La Créature de l'Hiver. (Partie Trois)
Les fils du petit champignon s’agrippaient à l’écorce épaisse et collante du haut pin ; les pommes, massées sur lui, silencieuses, car quelque chose rodait dans les ombres des grands arbres, masqués par leurs fûts et leurs larges racines couvertes de mousse sèche orangée.
Les branches et les feuilles mortes craquaient sous le poids imposant d’une créature, dont ils ne percevaient que des fragments obscurs et inquiétants ; elle paraissait massive, haute et dangereuse. Le champignon aurait voulu fuir, aller retrouver sa maman, mais une angoisse, un instinct lui interdisait de bouger, comme les pommes immobiles.
La créature de l’hiver laissa apparaître un museau fait de chair blanche décousue. Elle l’ouvrit avec une longue inspiration sifflante et plongea avec bestialité cette gueule derrière une racine, arrachant un copieux morceau de terre où gesticulaient de malheureux champignons.
Soudain, un nuage de spores orangées se répandit autour d’elle, d’où ils n’entendirent plus que les craquements sinistres d’une mastication.

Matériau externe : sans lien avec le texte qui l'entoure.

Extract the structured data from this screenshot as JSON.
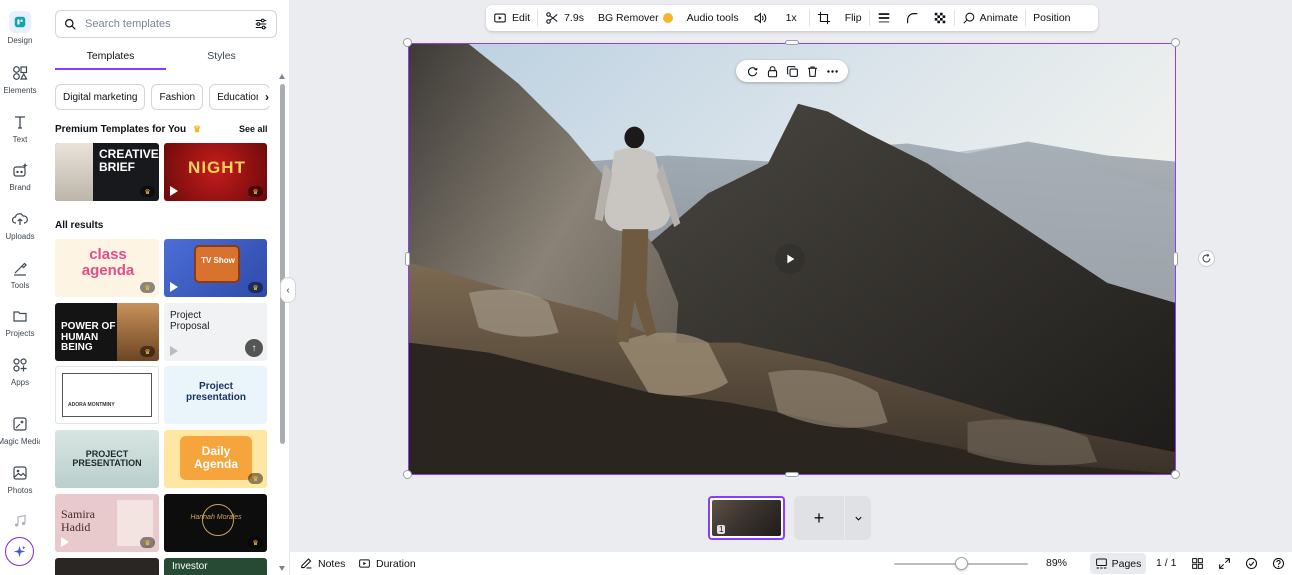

Son festin achevé, la bête affamée leva ses odieux naseaux au-dessus du nuage, puis renifla longuement à la recherche de nouvelles proies. Enfin, elle émit un râle, grave et profond, de ses babines noires, fendues, entrouvertes.
Le nuage se dissipa, glissant autour du champignon et des pommes choqués. La créature avança son buste imberbe, massif, achevé par son énorme tête et ses géantes pattes avant, dont les doigts griffus s’enroulaient autour des troncs, ses jambes minuscules traînant une large queue à la peau déchirée et rougie par les blessures. Son corps entier était recouvert de ces vieilles plaies noircies, révélant ses muscles épais.
Le champignon et ses amies attendirent – tous tremblants – qu’elle s’éloignât d’eux, pour ensuite s’en retourner à la sécurité de leur chez eux ; hélas, les yeux rétrécis, sa face immonde tournée vers eux, la bête avait trouvé de nouvelles proies.